Charles Baudelaire,  Friedrich Nietzsche e João do Rio estão entre os autores que formam a constelação analisada no livro ‘Saber Noturno - Uma Antologia de Vidas Errantes’ de Tony Hara
Charles Baudelaire, Friedrich Nietzsche e João do Rio estão entre os autores que formam a constelação analisada no livro ‘Saber Noturno - Uma Antologia de Vidas Errantes’ de Tony Hara



No lançamento do livro haverá a palestra "Da Arte de Viver na Filosofia de Nietzsche e Foucault". O que você abordará em sua fala?
O tema da conversa está ligado a minha atual pesquisa de pós-doutorado realizada na Unicamp, que, no fundo, é um desdobramento do "Saber Noturno". Sinto um tédio muito grande ao falar sobre coisas que já escrevi, vivi e pensei, por isso escolhi falar sobre essa nova investigação, que tem como problema a compreensão de Nietzsche e de Foucault das antigas lições dos filósofos gregos que praticavam a filosofia como modo de vida, como governo de si mesmo, como transformação do ‘ethos’ do sujeito, isto é, do seu modo de ser, pensar e agir.

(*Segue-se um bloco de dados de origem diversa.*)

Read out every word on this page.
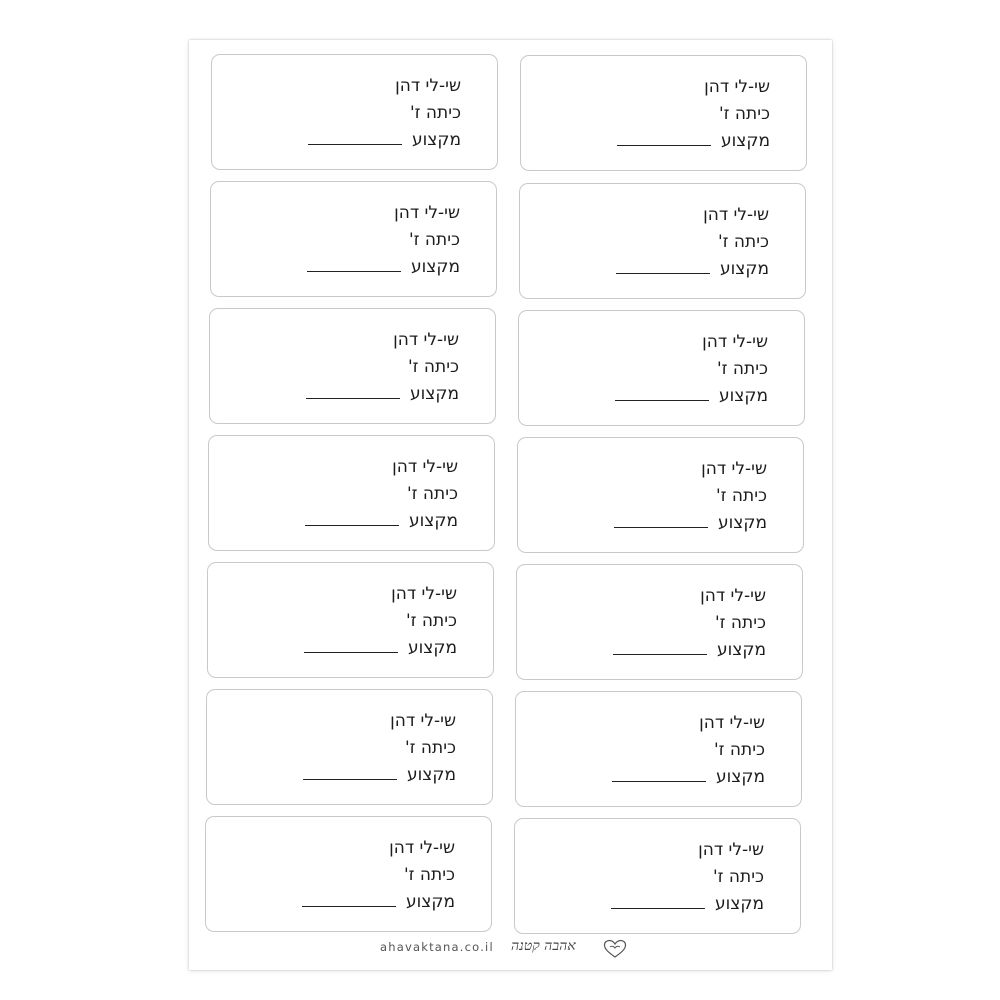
שי-לי דהן
כיתה ז'
מקצוע
שי-לי דהן
כיתה ז'
מקצוע
שי-לי דהן
כיתה ז'
מקצוע
שי-לי דהן
כיתה ז'
מקצוע
שי-לי דהן
כיתה ז'
מקצוע
שי-לי דהן
כיתה ז'
מקצוע
שי-לי דהן
כיתה ז'
מקצוע
שי-לי דהן
כיתה ז'
מקצוע
שי-לי דהן
כיתה ז'
מקצוע
שי-לי דהן
כיתה ז'
מקצוע
שי-לי דהן
כיתה ז'
מקצוע
שי-לי דהן
כיתה ז'
מקצוע
שי-לי דהן
כיתה ז'
מקצוע
שי-לי דהן
כיתה ז'
מקצוע
ahavaktana.co.il אהבה קטנה
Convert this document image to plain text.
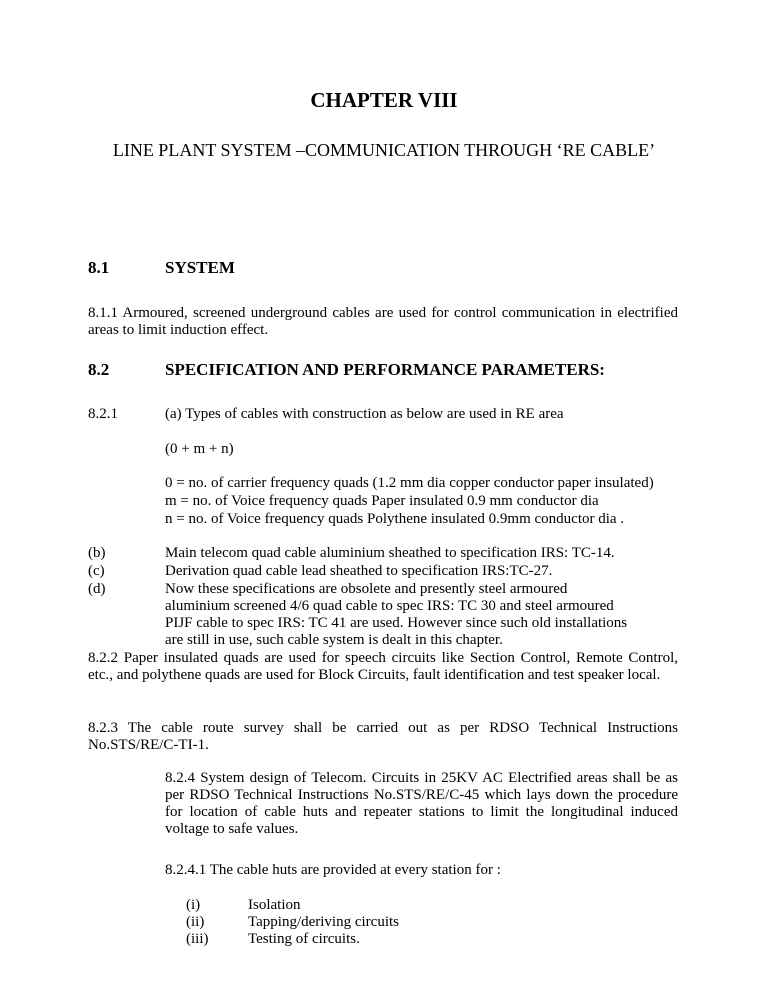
CHAPTER VIII
LINE PLANT SYSTEM –COMMUNICATION THROUGH ‘RE CABLE’
8.1	SYSTEM
8.1.1 Armoured, screened underground cables are used for control communication in electrified areas to limit induction effect.
8.2	SPECIFICATION AND PERFORMANCE PARAMETERS:
8.2.1	(a) Types of cables with construction as below are used in RE area
(0 + m + n)
0 = no. of carrier frequency quads (1.2 mm dia copper conductor paper insulated)
m = no. of Voice frequency quads Paper insulated 0.9 mm conductor dia
n = no. of Voice frequency quads Polythene insulated 0.9mm conductor dia .
(b)	Main telecom quad cable aluminium sheathed to specification IRS: TC-14.
(c)	Derivation quad cable lead sheathed to specification IRS:TC-27.
(d)	Now these specifications are obsolete and presently steel armoured aluminium screened 4/6 quad cable to spec IRS: TC 30 and steel armoured PIJF cable to spec IRS: TC 41 are used. However since such old installations are still in use, such cable system is dealt in this chapter.
8.2.2 Paper insulated quads are used for speech circuits like Section Control, Remote Control, etc., and polythene quads are used for Block Circuits, fault identification and test speaker local.
8.2.3 The cable route survey shall be carried out as per RDSO Technical Instructions No.STS/RE/C-TI-1.
8.2.4 System design of Telecom. Circuits in 25KV AC Electrified areas shall be as per RDSO Technical Instructions No.STS/RE/C-45 which lays down the procedure for location of cable huts and repeater stations to limit the longitudinal induced voltage to safe values.
8.2.4.1 The cable huts are provided at every station for :
(i)	Isolation
(ii)	Tapping/deriving circuits
(iii)	Testing of circuits.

Creio que a transformação de uma sociedade, de uma cidade, passa, primeiramente, pela transformação das pessoas, dos indivíduos. Daí o meu interesse pelo pensamento de Nietzsche e de Foucault que, assim como os gregos, uma vez se perguntaram: como é que se constitui um sujeito ético? Como é que se forma um espírito livre?

Imagem ilustrativa da imagem A embriaguez do pensamento



Serviço:
"Saber Noturno – Uma Antologia de Vidas Errantes"
Autor – Tony Hara
Editora – Unicamp
Páginas – 264
Quanto – R$ 40

Lançamento:
Data: Terça-feira (31)
Horário: às 19h
Local: Sesc Cadeião Cultural (Rua Sergipe, 52)

[left]Fragmento

É possível dizer que tais pensadores noturnos foram beber lá onde a razão instrumental não poderia ir, por causa de sua subjetividade, de sua neutralidade, de todo seu ascetismo. Esses pensadores-artistas, ao contrário dos "melhoradores da humanidade", não anunciaram um futuro luminoso para a humanidade, muito menos um paraíso celeste que aguardaria a chegada da humanidade sofrida. Anunciaram à beira do abismo, talvez, tocados pelos dedos trêmulos da vertigem e do delírio, que este mundo em que vivemos é o único que temos – e, portanto, é o melhor dos mundos, apesar da dor, da desgraça, da escuridão mais profunda; apesar de tudo. E é neste mundo, encantador e terrível ao mesmo tempo, que devemos criar, inventar novas formas de viver, de amar e de se apaixonar pela vida."[/left]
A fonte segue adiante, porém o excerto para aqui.